Coots v. State
In Coots v. State, 826 S.W.2d 955 (Tex. App.--Houston 1st Dist. 1992, no pet.), the court of appeals reversed because the trial court's bailiff--who was not designated as a witness before trial--testified about the ease with which an electronic monitoring bracelet could be removed with pliers. Id. at 960.
His testimony undermined the defendant's alibi that he could not have committed the crime because his monitoring bracelet did not show he left his house. Id.
The State contended that it could not have known that it would use the bailiff's testimony before it heard the defense witnesses. Id.
The court of appeals held that the State should have known the defendant's strategy from his opening statement and should have notified the trial court that it would probably call the bailiff to testify. Id. at 960-61. The court held that the admission of the bailiff's testimony was error and that the error was "obviously harmful because the bailiff heard and contradicted vital testimony of two critical defense witnesses concerning the monitor." Id. (citing former Tex. R. App. P. 81(b)(2)).
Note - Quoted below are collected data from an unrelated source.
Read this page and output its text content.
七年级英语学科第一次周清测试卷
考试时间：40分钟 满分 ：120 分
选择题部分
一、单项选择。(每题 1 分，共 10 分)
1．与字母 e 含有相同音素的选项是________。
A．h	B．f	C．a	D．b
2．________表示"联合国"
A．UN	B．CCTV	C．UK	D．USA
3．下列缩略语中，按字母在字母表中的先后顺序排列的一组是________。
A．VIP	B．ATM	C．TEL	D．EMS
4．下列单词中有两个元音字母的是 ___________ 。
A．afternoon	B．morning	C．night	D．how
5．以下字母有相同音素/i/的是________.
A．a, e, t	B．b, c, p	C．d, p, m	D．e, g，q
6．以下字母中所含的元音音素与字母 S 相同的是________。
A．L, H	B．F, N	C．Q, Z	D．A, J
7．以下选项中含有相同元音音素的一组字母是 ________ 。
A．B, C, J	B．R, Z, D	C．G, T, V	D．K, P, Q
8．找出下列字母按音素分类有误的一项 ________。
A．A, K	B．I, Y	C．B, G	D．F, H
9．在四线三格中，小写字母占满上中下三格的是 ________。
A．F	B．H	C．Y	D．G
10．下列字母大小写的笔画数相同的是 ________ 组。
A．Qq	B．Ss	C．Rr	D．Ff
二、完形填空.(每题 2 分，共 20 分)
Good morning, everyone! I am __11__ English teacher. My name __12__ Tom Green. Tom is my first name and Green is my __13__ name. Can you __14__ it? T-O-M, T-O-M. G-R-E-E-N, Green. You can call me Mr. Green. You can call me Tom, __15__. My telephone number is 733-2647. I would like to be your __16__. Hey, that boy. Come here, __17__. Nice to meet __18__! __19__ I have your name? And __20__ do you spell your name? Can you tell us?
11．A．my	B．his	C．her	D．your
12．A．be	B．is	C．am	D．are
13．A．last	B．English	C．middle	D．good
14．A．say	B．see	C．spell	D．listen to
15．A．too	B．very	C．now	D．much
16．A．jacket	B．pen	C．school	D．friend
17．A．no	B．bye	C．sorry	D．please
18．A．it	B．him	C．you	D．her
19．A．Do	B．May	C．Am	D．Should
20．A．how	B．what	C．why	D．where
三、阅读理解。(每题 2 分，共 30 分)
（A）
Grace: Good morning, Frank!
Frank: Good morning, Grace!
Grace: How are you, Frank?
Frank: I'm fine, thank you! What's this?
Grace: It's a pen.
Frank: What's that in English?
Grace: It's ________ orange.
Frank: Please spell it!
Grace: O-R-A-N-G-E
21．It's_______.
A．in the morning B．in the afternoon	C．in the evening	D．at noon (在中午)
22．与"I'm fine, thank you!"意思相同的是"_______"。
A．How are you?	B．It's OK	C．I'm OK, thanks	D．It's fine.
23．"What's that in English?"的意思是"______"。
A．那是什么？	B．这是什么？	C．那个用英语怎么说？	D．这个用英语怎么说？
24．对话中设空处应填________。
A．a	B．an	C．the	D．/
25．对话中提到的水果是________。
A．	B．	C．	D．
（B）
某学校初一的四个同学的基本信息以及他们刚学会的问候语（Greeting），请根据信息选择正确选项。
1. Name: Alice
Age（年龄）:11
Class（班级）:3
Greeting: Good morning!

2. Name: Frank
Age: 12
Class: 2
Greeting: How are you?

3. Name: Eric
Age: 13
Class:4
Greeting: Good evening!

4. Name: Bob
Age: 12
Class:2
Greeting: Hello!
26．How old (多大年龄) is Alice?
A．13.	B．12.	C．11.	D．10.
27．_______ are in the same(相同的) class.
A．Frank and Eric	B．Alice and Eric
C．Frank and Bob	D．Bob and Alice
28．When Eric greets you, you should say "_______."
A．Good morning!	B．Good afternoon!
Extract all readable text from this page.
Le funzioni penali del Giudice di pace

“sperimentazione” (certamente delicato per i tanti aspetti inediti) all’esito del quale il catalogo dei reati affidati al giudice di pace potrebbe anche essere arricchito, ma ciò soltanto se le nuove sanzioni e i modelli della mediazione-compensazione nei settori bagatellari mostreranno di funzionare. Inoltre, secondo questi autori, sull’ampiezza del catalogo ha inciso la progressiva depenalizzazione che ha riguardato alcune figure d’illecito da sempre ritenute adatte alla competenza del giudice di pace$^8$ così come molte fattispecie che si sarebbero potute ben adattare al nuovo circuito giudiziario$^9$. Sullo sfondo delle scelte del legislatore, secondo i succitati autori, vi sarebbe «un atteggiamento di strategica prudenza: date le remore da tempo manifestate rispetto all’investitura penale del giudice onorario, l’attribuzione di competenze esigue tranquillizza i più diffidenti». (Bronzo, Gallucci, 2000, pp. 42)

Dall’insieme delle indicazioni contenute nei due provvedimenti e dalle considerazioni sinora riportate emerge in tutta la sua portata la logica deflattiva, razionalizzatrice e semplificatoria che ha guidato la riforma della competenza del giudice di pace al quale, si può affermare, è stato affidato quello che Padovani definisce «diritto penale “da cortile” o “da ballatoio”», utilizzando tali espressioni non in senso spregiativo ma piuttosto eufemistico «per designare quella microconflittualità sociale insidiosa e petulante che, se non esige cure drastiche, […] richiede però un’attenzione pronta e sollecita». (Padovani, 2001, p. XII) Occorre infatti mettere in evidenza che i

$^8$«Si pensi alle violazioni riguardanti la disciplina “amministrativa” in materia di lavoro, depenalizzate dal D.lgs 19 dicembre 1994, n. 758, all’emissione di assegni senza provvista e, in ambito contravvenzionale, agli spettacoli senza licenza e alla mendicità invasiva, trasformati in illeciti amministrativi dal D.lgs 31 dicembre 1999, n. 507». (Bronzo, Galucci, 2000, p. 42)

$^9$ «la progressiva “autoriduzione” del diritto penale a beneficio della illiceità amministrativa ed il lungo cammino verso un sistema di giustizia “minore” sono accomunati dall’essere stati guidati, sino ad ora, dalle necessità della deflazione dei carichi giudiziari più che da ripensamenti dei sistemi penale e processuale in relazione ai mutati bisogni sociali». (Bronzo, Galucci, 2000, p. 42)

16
The current substantial-rights standard is more challenging for appellants to meet.
Further, the facts on which the bailiff in Coots testified were apparent from the opening statement and critical to whether the defendant could have committed the crime. Coots, 826 S.W.2d at 960-61.
The Court of appeals held that the trial court abused its discretion by allowing a bailiff to testify as a rebuttal witness for the prosecution. Id. at 960-61.
The prosecution argued that the trial court did not have to exclude the bailiff from the courtroom because it did not plan on calling the bailiff as a witness until after the defense presented evidence that a electronic monitoring bracelet could only be removed by cutting it. Id. at 960.
However, the court of appeals determined that the bailiff should have been excluded because the prosecutor was aware that the defense was going to rely on the electronic monitoring bracelet to prove his alibi. Id. at 960-61.